Doctors who write and think about policy should travel. I cannot believe how little I knew about how healthcare could be delivered until I went to other countries. My favorite system is the Danish system.
Two of the most important questions to ask about a trial result: was the effect size clinically meaningful and was the effect statistically robust. For the former, look at absolute risk reduction; for the latter, look at the 95% confidence intervals.
Another overlooked evidence pearl: how many people were screened to get in a trial? Famously, to get into PARADIGM HF (sacubitril/valsartan) you had to tolerate both enalapril and sacubitril/valsartan for 2 and 4 weeks.

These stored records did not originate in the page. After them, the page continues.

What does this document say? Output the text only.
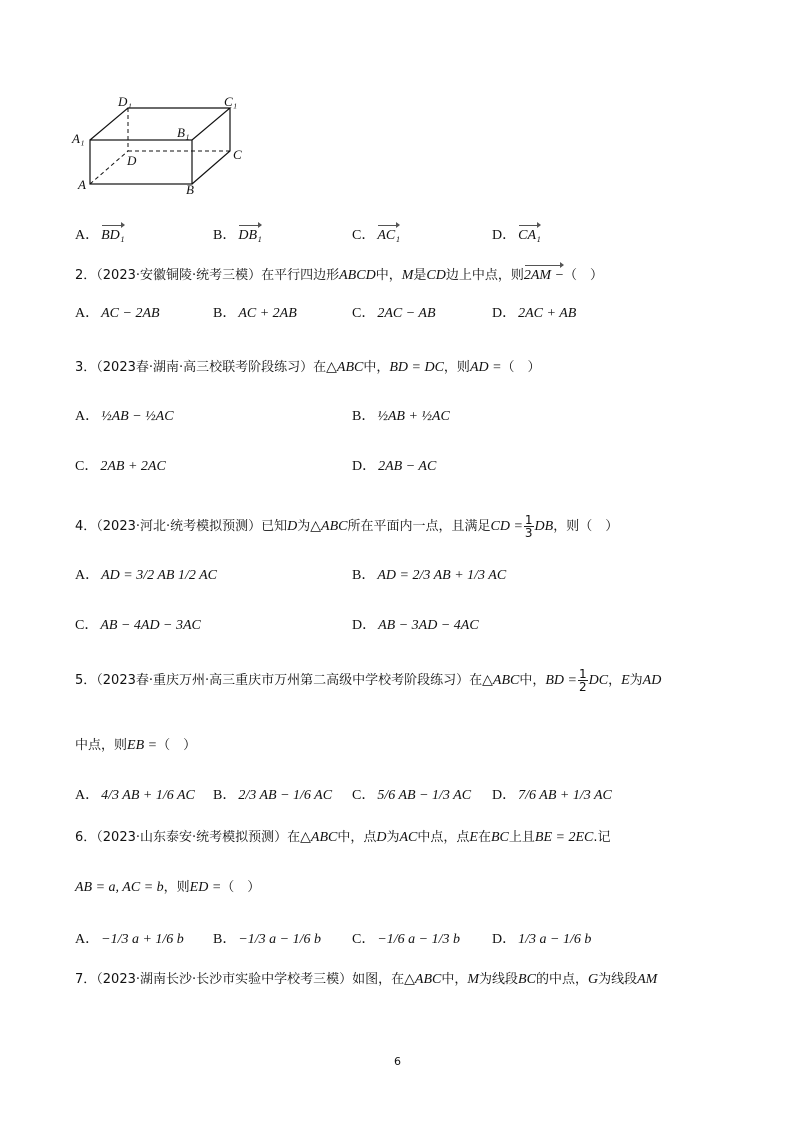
D₁	C₁
A₁	B₁
D	C
A	B
A． BD₁	B． DB₁	C． AC₁	D． CA₁
2．（2023·安徽铜陵·统考三模）在平行四边形ABCD中，M是CD边上中点，则2AM −（　）
A． AC − 2AB	B． AC + 2AB	C． 2AC − AB	D． 2AC + AB
3．（2023春·湖南·高三校联考阶段练习）在△ABC中，BD = DC，则AD =（　）
A． ½AB − ½AC	B． ½AB + ½AC
C． 2AB + 2AC	D． 2AB − AC
4．（2023·河北·统考模拟预测）已知D为△ABC所在平面内一点，且满足CD = $\frac{1}{3}$ DB，则（　）
A． AD = 3/2 AB 1/2 AC	B． AD = 2/3 AB + 1/3 AC
C． AB − 4AD − 3AC	D． AB − 3AD − 4AC
5．（2023春·重庆万州·高三重庆市万州第二高级中学校考阶段练习）在△ABC中，BD = $\frac{1}{2}$ DC，E为AD
中点，则EB =（　）
A． 4/3 AB + 1/6 AC B． 2/3 AB − 1/6 AC C． 5/6 AB − 1/3 AC D． 7/6 AB + 1/3 AC
6．（2023·山东泰安·统考模拟预测）在△ABC中，点D为AC中点，点E在BC上且BE = 2EC.记
AB = a, AC = b，则ED =（　）
A． −1/3 a + 1/6 b B． −1/3 a − 1/6 b C． −1/6 a − 1/3 b D． 1/3 a − 1/6 b
7．（2023·湖南长沙·长沙市实验中学校考三模）如图，在△ABC中，M为线段BC的中点，G为线段AM
6
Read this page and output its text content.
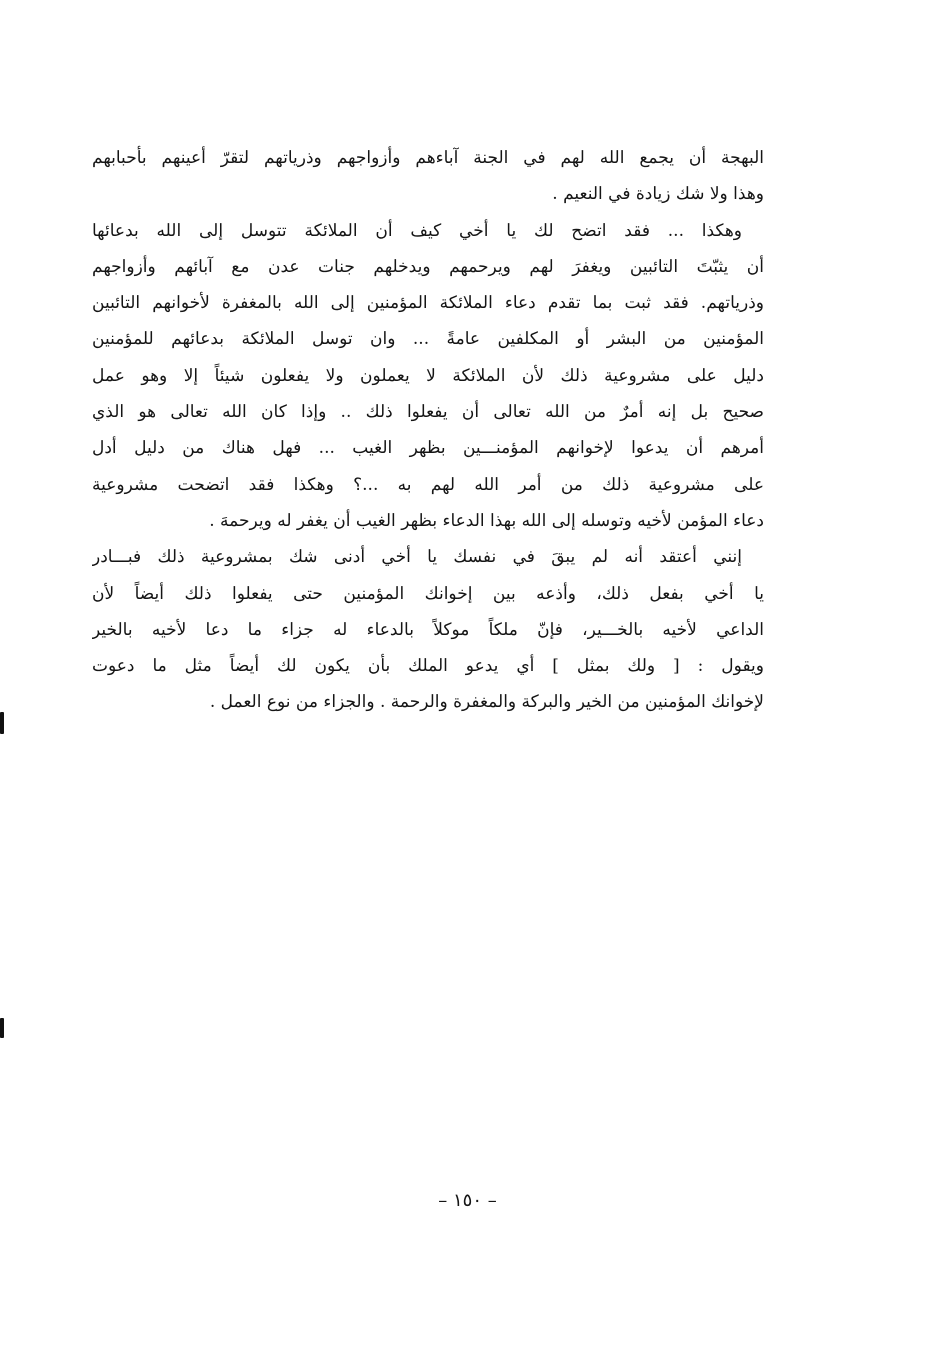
البهجة أن يجمع الله لهم في الجنة آباءهم وأزواجهم وذرياتهم لتقرّ أعينهم بأحبابهم
وهذا ولا شك زيادة في النعيم .
وهكذا ... فقد اتضح لك يا أخي كيف أن الملائكة تتوسل إلى الله بدعائها
أن يثبّتَ التائبين ويغفرَ لهم ويرحمهم ويدخلهم جنات عدن مع آبائهم وأزواجهم
وذرياتهم. فقد ثبت بما تقدم دعاء الملائكة المؤمنين إلى الله بالمغفرة لأخوانهم التائبين
المؤمنين من البشر أو المكلفين عامةً ... وان توسل الملائكة بدعائهم للمؤمنين
دليل على مشروعية ذلك لأن الملائكة لا يعملون ولا يفعلون شيئاً إلا وهو عمل
صحيح بل إنه أمرٌ من الله تعالى أن يفعلوا ذلك .. وإذا كان الله تعالى هو الذي
أمرهم أن يدعوا لإخوانهم المؤمنـــين بظهر الغيب ... فهل هناك من دليل أدل
على مشروعية ذلك من أمر الله لهم به ...؟ وهكذا فقد اتضحت مشروعية
دعاء المؤمن لأخيه وتوسله إلى الله بهذا الدعاء بظهر الغيب أن يغفر له ويرحمهَ .
إنني أعتقد أنه لم يبقَ في نفسك يا أخي أدنى شك بمشروعية ذلك فبـــادر
يا أخي بفعل ذلك، وأذعه بين إخوانك المؤمنين حتى يفعلوا ذلك أيضاً لأن
الداعي لأخيه بالخـــير، فإنّ ملكاً موكلاً بالدعاء له جزاء ما دعا لأخيه بالخير
ويقول : [ ولك بمثل ] أي يدعو الملك بأن يكون لك أيضاً مثل ما دعوت
لإخوانك المؤمنين من الخير والبركة والمغفرة والرحمة . والجزاء من نوع العمل .
– ١٥٠ –
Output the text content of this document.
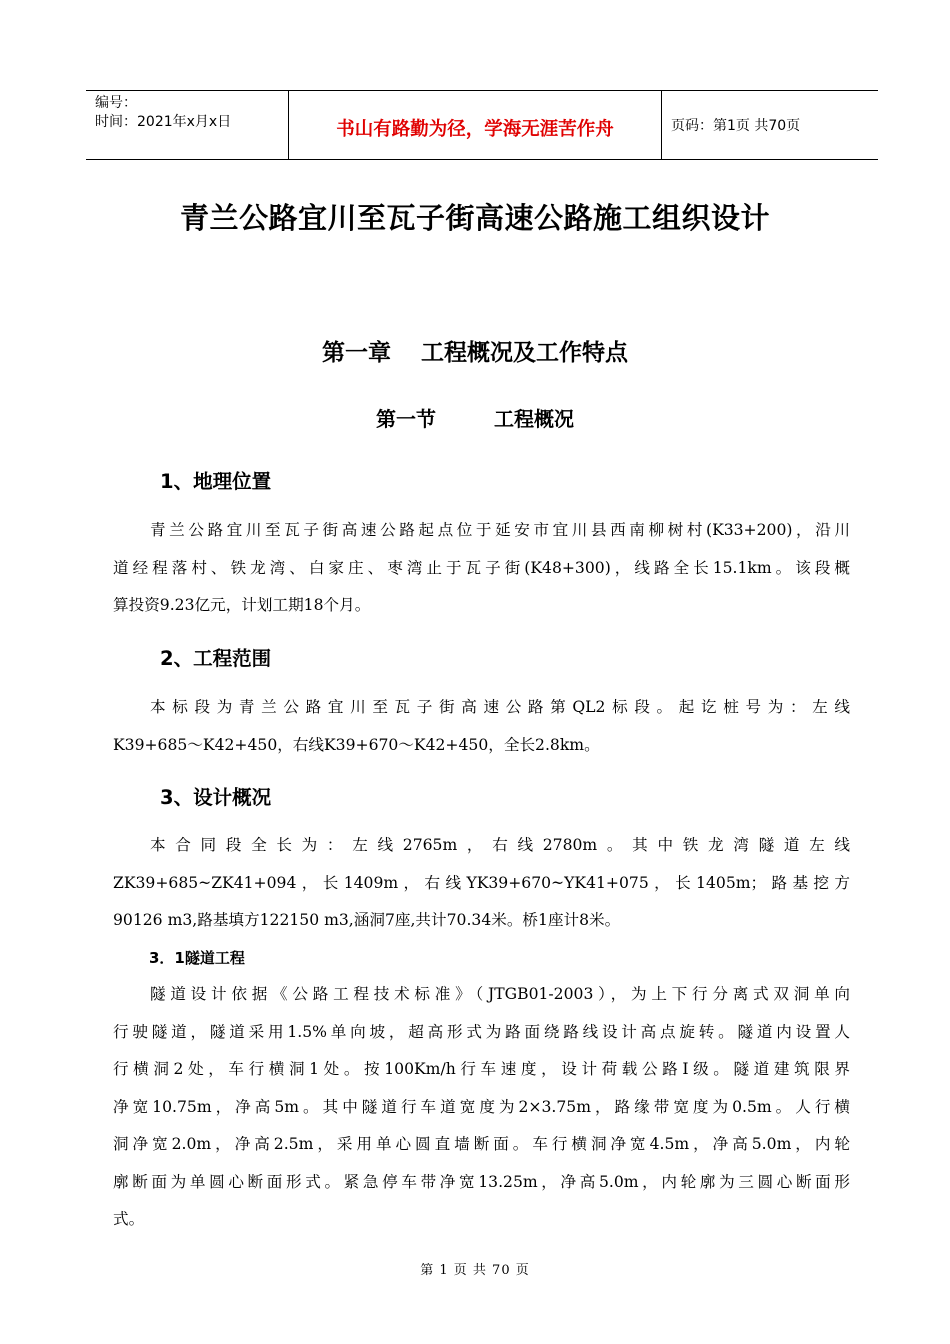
编号：
时间：2021年x月x日	书山有路勤为径，学海无涯苦作舟	页码：第1页 共70页
青兰公路宜川至瓦子街高速公路施工组织设计
第一章 工程概况及工作特点
第一节	工程概况
1、地理位置
青兰公路宜川至瓦子街高速公路起点位于延安市宜川县西南柳树村(K33+200)，沿川
道经程落村、铁龙湾、白家庄、枣湾止于瓦子街(K48+300)，线路全长15.1km。该段概
算投资9.23亿元，计划工期18个月。
2、工程范围
本标段为青兰公路宜川至瓦子街高速公路第QL2标段。起讫桩号为：左线
K39+685～K42+450，右线K39+670～K42+450，全长2.8km。
3、设计概况
本合同段全长为：左线2765m，右线2780m。其中铁龙湾隧道左线
ZK39+685~ZK41+094，长1409m，右线YK39+670~YK41+075，长1405m；路基挖方
90126 m3,路基填方122150 m3,涵洞7座,共计70.34米。桥1座计8米。
3．1隧道工程
隧道设计依据《公路工程技术标准》（JTGB01-2003），为上下行分离式双洞单向
行驶隧道，隧道采用1.5%单向坡，超高形式为路面绕路线设计高点旋转。隧道内设置人
行横洞2处，车行横洞1处。按100Km/h行车速度，设计荷载公路I级。隧道建筑限界
净宽10.75m，净高5m。其中隧道行车道宽度为2×3.75m，路缘带宽度为0.5m。人行横
洞净宽2.0m，净高2.5m，采用单心圆直墙断面。车行横洞净宽4.5m，净高5.0m，内轮
廓断面为单圆心断面形式。紧急停车带净宽13.25m，净高5.0m，内轮廓为三圆心断面形
式。
第 1 页 共 70 页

Nearly every treatment recommendation in modern medicine is preference sensitive. Never say someone “needs” anything. People need food and water. Almost everything else is sensitive to patient preferences.
Shared decision making is way overrated. Too often, it is used as a menu. Never present treatment options as a menu. Other times, SDM is used to guide patients to lower value or less beneficial procedures.
Stories are what make the hospital such a great place to work. Nearly a day goes by that I don’t hear a great story.
AI is an amazing tool that will only get better. But it won’t replace the need for humanity in medicine. That said, you’d better figure out a way to create value over and above a LLM.
Doctors overestimate how much control they have over outcomes. Dr John Lloyd when he read my essay on Medical Reversals.
No matter how bad the administrative overreach gets, Medicine remains an excellent career. Because we help people. The job has meaning. I love it.
Feel free to add some of yours. Happy Thanksgiving
JMM

It would be nice to have a similar list, but from the perspective of the patient.